Sanofi Pasteur’s Quadrivalent Flu Vaccine Succeeds in Phase III Pediatric Study
Trial compared QIV with trivalent vaccines in children aged 6 months to 8 years.!--h2>
Sanofi Pasteur reported positive data from a Phase III study comparing its quadrivalent influenza vaccine (QIV) to the firm’s approved trivalent vaccine Fluzone®, in infants and children aged 6 months to 8 years. The trial included over 4,300 children, and demonstrated the noninferiority of QIV when compared with vaccination using either the licensed trivalent inactivated vaccine (TIV) Fluzone, which contains two influenza A strains and the Victoria-lineage B strain, or a TIV containing the two licensed A strains plus the alternate (Yamagata) B lineage strain.

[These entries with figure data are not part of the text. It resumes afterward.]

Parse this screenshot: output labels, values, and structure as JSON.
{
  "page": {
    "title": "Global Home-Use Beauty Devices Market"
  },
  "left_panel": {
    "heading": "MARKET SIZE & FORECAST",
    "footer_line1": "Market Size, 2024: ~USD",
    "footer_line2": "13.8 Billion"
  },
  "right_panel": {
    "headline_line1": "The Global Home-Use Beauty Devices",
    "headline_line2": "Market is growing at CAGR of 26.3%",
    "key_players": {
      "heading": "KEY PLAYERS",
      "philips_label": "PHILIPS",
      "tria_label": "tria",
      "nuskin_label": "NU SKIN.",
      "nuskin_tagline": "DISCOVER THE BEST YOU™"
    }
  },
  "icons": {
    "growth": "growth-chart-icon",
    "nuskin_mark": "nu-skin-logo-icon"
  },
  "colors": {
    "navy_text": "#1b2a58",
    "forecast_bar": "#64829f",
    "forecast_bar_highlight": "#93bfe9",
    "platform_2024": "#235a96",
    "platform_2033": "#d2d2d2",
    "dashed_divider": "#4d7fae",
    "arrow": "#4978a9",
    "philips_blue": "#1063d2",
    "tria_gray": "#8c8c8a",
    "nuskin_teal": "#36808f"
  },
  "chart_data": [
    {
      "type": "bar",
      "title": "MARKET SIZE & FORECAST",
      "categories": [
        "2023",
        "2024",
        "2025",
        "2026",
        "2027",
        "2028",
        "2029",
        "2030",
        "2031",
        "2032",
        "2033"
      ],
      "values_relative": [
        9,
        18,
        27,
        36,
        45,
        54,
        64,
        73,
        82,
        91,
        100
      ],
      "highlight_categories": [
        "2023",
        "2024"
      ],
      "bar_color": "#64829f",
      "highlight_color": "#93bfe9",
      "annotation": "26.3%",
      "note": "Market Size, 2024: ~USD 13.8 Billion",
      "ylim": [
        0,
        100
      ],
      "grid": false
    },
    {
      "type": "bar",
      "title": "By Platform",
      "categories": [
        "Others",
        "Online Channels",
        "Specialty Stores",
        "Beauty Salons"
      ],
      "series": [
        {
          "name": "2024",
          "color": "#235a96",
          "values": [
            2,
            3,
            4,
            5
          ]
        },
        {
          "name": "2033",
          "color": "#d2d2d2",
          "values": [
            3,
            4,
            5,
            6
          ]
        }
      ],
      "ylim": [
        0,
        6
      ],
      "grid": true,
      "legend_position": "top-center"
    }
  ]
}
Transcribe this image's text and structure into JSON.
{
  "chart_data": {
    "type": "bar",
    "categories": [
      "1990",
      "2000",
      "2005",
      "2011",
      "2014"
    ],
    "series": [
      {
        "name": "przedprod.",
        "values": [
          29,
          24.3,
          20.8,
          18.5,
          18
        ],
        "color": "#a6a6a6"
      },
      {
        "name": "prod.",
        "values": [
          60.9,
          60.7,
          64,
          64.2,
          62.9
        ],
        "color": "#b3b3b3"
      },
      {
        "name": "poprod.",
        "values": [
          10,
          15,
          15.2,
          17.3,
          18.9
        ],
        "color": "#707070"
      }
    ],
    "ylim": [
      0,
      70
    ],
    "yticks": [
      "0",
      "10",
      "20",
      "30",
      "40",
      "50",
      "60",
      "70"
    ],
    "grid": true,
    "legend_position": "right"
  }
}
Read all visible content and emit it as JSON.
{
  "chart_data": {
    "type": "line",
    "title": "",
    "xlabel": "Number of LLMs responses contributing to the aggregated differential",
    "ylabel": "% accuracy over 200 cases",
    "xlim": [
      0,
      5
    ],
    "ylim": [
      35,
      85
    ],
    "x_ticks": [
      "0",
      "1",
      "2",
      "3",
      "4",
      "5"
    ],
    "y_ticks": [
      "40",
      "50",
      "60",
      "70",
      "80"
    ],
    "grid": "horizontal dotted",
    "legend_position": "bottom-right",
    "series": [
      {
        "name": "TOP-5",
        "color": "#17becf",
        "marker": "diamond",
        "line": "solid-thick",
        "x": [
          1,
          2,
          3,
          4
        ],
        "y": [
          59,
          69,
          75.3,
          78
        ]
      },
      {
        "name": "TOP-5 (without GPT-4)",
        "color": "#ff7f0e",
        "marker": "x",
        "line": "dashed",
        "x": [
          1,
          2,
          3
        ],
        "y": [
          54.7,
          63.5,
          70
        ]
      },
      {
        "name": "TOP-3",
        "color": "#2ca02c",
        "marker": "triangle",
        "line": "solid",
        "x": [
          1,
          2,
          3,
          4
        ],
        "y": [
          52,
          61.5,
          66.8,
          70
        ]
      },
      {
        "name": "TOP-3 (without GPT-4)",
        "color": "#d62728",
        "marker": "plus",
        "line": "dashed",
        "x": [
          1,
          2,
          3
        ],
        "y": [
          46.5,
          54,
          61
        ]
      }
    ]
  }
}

Seasonal trivalent influenza vaccines currently contain two A strains and one B strain, but two distinct B lineage strains have co-circulated over the last decade with varying prevlance, which makes it hard to predict which will predominate in a given year, Sanofi Pasteur explains. Moreover, the firm claims, about 50% of the time the B-lineage strain selected for the annual vaccine hasn’t matched the strain predominating during that season.
“We believe that a quadrivalent Fluzone vaccine could provide an important public health benefit for people of all ages by providing coverage against an extra B virus strain of influenza,” comments David Greenberg, M.D., senior director for U.S. scientific and medical affairs at Sanofi Pasteur. “Influenza B is responsible for a substantial burden of disease and influenza-associated complications and hospitalizations in children.”